LADF - in cooperation with all groups of artisans - will focus this project in developing products of maize paste that can provide new sources of income to the women of the region, which is needed because they stay alone with their children when their husbands emigrate to the U.S.A., without knowing if they will ever return. LADF will closely cooperate with these local projects, but will focus on the new possibilities that the ‘Caña de Maiz’-technique will bring.
Project resources
Participants in this project will be:
- LADF - will deliver the project manager;
- LADF - organization providing design research and project support;
- Two participants from the ‘Sustainable Agriculture’ organization in Michoacan, who will actively participate in the project and who will introduce the project to the local farmers and artisans;
- A group of local farmers and artisans, who will actively asses the project with their knowledge and experience;
- Two industrial designers in Mexico;
- One dutch designer and researchers on the field of “renewable resources for material purposes”, who will actively asses the project with their knowledge and experience;
- A video director who will document the whole project with video and photography.
- A group of students that do research for the economic model on how to build the small local enterprises (SME’s).
The results
The expected results of this project will be:
- Creation of a material based on the indigenous knowledge of the ‘Caña de maiz’-technique with material qualities measured, studied and improved.
- A line of products based on this material that can be produced in a sustainable way and commercialized by the local communities in Michoacan, Mexico.
- Adding one of the ‘missing links’ to the complete use of the maize plant as the source that contributes to fulfill the elementary needs of a community.
- Based on the success of the designed materials and/or products, start the second phase of the project which would be the start up of an SME (small and medium sized enterprise) that will produce the products in the community.

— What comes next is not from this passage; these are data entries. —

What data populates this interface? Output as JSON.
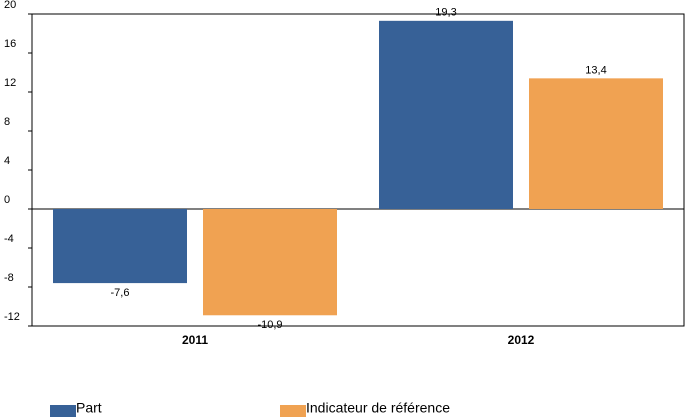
{
  "chart_data": {
    "type": "bar",
    "categories": [
      "2011",
      "2012"
    ],
    "series": [
      {
        "name": "Part",
        "color": "#376197",
        "values": [
          -7.6,
          19.3
        ],
        "value_labels": [
          "-7,6",
          "19,3"
        ]
      },
      {
        "name": "Indicateur de référence",
        "color": "#f0a252",
        "values": [
          -10.9,
          13.4
        ],
        "value_labels": [
          "-10,9",
          "13,4"
        ]
      }
    ],
    "ylim": [
      -12,
      20
    ],
    "yticks": [
      -12,
      -8,
      -4,
      0,
      4,
      8,
      12,
      16,
      20
    ]
  }
}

The model for this is explored during the first phase.
- Prepare the spread of this knowledge to other communities and countries where maize is grown and where this technique can also be developed. The spread of knowledge will be done through a foundation that exploits the knowledge to the benefit of the community.
During the research phase, the social and environmental impact of the project in the local communities will be evaluated during and after the development of the project.